12. The apparatus of claim 11, wherein the sensing data comprises lane data obtained by sensing a lane located around the vehicle and driving data obtained by sensing driving information for each of the plurality of other vehicles.

13. The apparatus of claim 12, wherein the predicting of the next action comprises:

obtaining an interaction result between the lane data and the driving data for each of the plurality of other vehicles; and

predicting, based on the interaction result, a next action of each of the plurality of other vehicles.

14. The apparatus of claim 12, wherein the driving data for each of the plurality of other vehicles comprises information on a driving history, a velocity, an acceleration, a direction, and a location of each of the plurality of other vehicles.

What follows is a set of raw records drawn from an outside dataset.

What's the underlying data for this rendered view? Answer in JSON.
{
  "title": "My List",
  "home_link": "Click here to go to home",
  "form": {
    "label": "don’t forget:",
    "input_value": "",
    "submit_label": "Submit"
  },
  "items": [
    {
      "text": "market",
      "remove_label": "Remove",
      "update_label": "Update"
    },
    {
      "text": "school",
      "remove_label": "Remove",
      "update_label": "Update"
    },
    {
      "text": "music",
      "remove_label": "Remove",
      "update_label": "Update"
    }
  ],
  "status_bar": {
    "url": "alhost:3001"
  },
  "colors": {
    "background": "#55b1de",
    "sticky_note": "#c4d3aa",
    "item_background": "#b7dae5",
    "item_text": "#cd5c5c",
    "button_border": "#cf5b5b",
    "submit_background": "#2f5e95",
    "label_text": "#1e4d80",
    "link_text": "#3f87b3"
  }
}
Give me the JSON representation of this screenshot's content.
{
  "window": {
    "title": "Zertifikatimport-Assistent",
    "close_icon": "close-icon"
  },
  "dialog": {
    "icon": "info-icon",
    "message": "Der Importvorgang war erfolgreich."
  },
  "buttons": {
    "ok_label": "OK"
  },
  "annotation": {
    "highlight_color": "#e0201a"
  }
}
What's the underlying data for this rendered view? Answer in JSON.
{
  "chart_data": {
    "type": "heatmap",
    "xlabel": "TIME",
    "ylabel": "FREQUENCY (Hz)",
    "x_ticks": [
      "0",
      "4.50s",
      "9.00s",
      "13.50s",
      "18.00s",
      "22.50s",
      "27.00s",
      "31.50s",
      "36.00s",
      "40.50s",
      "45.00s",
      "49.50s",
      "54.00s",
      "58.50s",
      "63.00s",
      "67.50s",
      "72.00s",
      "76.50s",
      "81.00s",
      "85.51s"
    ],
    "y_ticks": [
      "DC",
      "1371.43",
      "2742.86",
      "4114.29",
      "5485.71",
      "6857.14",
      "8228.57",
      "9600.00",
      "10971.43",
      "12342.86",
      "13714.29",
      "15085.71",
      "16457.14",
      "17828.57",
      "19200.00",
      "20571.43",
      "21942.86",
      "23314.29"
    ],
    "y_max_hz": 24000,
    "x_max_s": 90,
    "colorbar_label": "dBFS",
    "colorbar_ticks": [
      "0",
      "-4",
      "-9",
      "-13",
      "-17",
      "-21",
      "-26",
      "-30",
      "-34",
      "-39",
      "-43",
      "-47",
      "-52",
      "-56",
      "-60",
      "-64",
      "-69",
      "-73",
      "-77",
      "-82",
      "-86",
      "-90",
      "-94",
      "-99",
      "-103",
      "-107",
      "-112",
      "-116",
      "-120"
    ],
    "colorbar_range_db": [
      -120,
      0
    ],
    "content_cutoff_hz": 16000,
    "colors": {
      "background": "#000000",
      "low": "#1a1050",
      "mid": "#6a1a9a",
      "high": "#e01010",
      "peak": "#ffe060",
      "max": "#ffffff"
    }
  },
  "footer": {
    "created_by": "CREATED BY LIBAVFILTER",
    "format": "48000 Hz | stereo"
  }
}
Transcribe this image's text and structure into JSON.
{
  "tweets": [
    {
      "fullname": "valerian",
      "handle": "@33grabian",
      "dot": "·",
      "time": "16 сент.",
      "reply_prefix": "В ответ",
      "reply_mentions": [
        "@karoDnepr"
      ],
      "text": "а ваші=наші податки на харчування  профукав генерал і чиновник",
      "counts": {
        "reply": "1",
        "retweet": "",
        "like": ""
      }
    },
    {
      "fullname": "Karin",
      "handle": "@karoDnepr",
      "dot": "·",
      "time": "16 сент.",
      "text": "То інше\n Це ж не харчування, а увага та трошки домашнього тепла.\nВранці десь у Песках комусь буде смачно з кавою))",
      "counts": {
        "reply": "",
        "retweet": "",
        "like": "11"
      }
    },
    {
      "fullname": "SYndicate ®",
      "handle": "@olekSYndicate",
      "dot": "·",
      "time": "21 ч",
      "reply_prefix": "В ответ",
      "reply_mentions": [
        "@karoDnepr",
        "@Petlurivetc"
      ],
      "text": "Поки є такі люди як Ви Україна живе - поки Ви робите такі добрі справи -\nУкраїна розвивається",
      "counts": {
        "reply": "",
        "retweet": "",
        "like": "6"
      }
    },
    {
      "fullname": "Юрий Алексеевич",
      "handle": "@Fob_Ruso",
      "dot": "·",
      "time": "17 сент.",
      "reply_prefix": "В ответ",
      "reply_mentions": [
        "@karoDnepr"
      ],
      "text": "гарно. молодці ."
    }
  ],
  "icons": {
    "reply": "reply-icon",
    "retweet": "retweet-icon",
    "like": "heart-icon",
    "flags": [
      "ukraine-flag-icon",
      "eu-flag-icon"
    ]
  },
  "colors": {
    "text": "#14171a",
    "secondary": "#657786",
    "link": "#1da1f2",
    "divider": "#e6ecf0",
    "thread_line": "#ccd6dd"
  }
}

15. The apparatus of claim 11, wherein the plurality of candidate paths is generated based on an available range of steering and an available range of velocity of the vehicle.

16. The apparatus of claim 11, wherein the next state corresponding to each of the plurality of candidate paths comprises a probability value assigned based on a likelihood of the vehicle driving in each of the plurality of candidate paths.

17. The apparatus of claim 16, wherein the likelihood of the vehicle driving in each of the plurality of candidate paths is calculated based on one or more of a distance loss function related to a distance between the vehicle and the plurality of other vehicles and a departure loss function related to roadway departure of the vehicle.

18. The apparatus of claim 11, wherein the next state is obtained based on a result of performing cross attention between the plurality of candidate paths and a next action of each of the plurality of other vehicles.

19. The apparatus of claim 16, wherein the next state comprises:

a predicted location of the vehicle after the vehicle drives for a predetermined time along each of the plurality of candidate paths; and

respective locations of each of the plurality of other vehicles after the predetermined time elapses.